Assessing the river forecasting capabilities of the Flux-Penn State Integrated Hydrologic Model and the Antecedent Precipitation Index-Continuous Model for the Little Juniata River Basin
Open Access
Author:
Kramer, Ryan Joseph
Area of Honors:
Meteorology
Degree:
Bachelor of Science
Document Type:
Thesis
Thesis Supervisors:
Kenneth James Davis, Thesis Supervisor Chris Eliot Forest, Thesis Honors Advisor
Keywords:
hydrology model comparison river forecast lumped distributed
Abstract:
Researchers have maintained discussion regarding the effectiveness of distributed, physical hydrologic models as river forecasting tools compared to the lumped, conceptual models currently used prevalently in the National Weather Service River Forecasting Centers. We assess the river forecasting capabilities of the distributed, physically-based Penn State Integrated Hydrologic Model, coupled with the Noah land surface model (Flux-PIHM), in comparison to the lumped, conceptual Antecedent Precipitation Index (API)-Continuous model. We produce and analyze reanalysis model discharge output from Flux-PIHM and the API-Continuous model for the year 2010 at the Spruce Creek stream flow gauge in the Little Juniata River Basin in Central Pennsylvania. Twelve precipitation events were selected from the year 2010 for further analysis. We evaluate, in relation to USGS stream flow observations, each model’s ability to accurately simulate peak discharge magnitude during a storm event, the elapsed time between the start of the event and the occurrence of the peak discharge value and the total runoff. We also compare multiple precipitation datasets to determine the effects that alternative forcing data may have on model output.
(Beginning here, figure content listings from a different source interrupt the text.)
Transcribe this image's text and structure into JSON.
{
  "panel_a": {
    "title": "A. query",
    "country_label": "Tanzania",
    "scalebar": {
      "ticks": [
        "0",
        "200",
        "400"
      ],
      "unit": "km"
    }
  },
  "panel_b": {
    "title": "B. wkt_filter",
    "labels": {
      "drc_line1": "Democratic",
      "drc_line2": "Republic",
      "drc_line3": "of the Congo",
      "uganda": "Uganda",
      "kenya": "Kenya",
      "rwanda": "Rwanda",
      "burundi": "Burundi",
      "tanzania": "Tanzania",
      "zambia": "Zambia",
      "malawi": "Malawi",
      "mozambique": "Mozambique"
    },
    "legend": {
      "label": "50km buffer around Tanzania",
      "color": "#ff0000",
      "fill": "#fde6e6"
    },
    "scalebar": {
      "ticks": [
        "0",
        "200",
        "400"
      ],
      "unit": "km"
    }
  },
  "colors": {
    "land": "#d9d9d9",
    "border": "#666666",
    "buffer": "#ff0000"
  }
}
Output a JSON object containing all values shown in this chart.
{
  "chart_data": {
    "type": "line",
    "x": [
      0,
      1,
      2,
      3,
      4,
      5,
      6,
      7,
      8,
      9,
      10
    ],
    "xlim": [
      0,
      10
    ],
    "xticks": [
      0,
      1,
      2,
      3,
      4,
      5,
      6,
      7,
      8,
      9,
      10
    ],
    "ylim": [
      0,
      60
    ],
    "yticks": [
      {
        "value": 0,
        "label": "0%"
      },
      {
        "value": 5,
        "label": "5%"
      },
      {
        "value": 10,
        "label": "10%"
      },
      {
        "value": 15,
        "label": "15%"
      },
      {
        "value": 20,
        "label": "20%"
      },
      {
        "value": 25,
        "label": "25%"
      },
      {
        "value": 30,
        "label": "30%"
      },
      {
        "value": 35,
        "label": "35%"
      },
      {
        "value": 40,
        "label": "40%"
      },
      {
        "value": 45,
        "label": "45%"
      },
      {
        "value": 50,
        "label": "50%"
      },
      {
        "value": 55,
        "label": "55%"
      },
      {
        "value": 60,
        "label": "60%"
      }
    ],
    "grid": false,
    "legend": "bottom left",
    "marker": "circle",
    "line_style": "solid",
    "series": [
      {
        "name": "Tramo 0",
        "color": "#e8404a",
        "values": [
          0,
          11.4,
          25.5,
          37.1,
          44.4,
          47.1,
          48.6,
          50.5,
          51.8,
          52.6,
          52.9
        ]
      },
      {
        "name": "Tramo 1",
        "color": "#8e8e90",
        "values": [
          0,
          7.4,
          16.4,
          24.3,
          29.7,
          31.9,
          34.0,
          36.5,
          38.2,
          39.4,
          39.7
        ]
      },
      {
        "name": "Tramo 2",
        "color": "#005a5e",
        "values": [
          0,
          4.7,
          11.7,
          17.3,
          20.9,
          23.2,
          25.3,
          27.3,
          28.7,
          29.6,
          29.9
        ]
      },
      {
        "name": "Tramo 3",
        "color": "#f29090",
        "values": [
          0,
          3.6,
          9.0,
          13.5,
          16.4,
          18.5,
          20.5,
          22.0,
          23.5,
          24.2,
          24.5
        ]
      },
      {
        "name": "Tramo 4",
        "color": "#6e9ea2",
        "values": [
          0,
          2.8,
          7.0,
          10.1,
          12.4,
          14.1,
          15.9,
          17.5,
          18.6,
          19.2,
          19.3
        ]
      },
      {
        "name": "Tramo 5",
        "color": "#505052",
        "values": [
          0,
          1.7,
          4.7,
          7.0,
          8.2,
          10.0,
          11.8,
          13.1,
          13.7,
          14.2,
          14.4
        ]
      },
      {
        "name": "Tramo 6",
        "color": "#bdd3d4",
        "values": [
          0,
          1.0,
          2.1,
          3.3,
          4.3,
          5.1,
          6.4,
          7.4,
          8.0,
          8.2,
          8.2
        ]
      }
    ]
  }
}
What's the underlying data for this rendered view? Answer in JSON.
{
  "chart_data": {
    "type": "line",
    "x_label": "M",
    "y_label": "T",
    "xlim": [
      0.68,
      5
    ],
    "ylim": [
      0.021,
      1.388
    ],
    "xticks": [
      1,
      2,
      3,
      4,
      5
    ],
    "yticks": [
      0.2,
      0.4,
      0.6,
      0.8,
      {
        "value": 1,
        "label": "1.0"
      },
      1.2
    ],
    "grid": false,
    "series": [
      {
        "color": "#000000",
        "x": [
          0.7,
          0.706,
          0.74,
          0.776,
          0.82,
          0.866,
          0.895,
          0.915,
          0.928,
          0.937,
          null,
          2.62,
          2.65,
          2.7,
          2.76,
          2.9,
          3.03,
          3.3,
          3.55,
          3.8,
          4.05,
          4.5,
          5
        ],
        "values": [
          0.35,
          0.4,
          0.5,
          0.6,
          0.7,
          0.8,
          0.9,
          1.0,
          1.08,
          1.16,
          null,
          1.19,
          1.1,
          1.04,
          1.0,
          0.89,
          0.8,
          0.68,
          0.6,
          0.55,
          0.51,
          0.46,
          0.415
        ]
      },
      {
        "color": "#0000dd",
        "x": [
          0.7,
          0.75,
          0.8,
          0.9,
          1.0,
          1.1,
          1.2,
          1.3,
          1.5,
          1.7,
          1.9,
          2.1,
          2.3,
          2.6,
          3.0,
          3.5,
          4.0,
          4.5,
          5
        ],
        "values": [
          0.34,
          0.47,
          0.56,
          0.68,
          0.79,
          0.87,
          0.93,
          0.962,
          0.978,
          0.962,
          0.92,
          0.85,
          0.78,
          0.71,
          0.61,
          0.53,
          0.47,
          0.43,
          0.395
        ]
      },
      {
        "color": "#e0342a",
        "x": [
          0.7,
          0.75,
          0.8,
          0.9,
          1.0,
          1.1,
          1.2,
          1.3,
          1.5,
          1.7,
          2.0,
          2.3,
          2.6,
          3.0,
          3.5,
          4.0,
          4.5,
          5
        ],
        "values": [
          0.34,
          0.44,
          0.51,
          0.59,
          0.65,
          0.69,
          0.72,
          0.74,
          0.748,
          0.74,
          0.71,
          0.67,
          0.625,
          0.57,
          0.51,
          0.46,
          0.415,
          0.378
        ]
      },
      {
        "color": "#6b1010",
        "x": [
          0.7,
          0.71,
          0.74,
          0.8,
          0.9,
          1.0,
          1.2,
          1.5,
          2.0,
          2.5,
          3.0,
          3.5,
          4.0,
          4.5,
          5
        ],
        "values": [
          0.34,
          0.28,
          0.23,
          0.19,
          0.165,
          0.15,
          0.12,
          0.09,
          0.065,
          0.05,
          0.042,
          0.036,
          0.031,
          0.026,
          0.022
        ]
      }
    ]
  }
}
Results indicate that, among other trends, Flux-PIHM overestimates base flow and peak discharge during the winter months while more accurately simulating peak discharge in the summer months compared to API-Continuous. Furthermore, both models simulate shorter time to peak discharge compared to observations for a majority of the events. Many of the possible causes for the identified trends in this study point to a need for various improvements to Flux-PIHM and API-Continuous calibration and parameterization.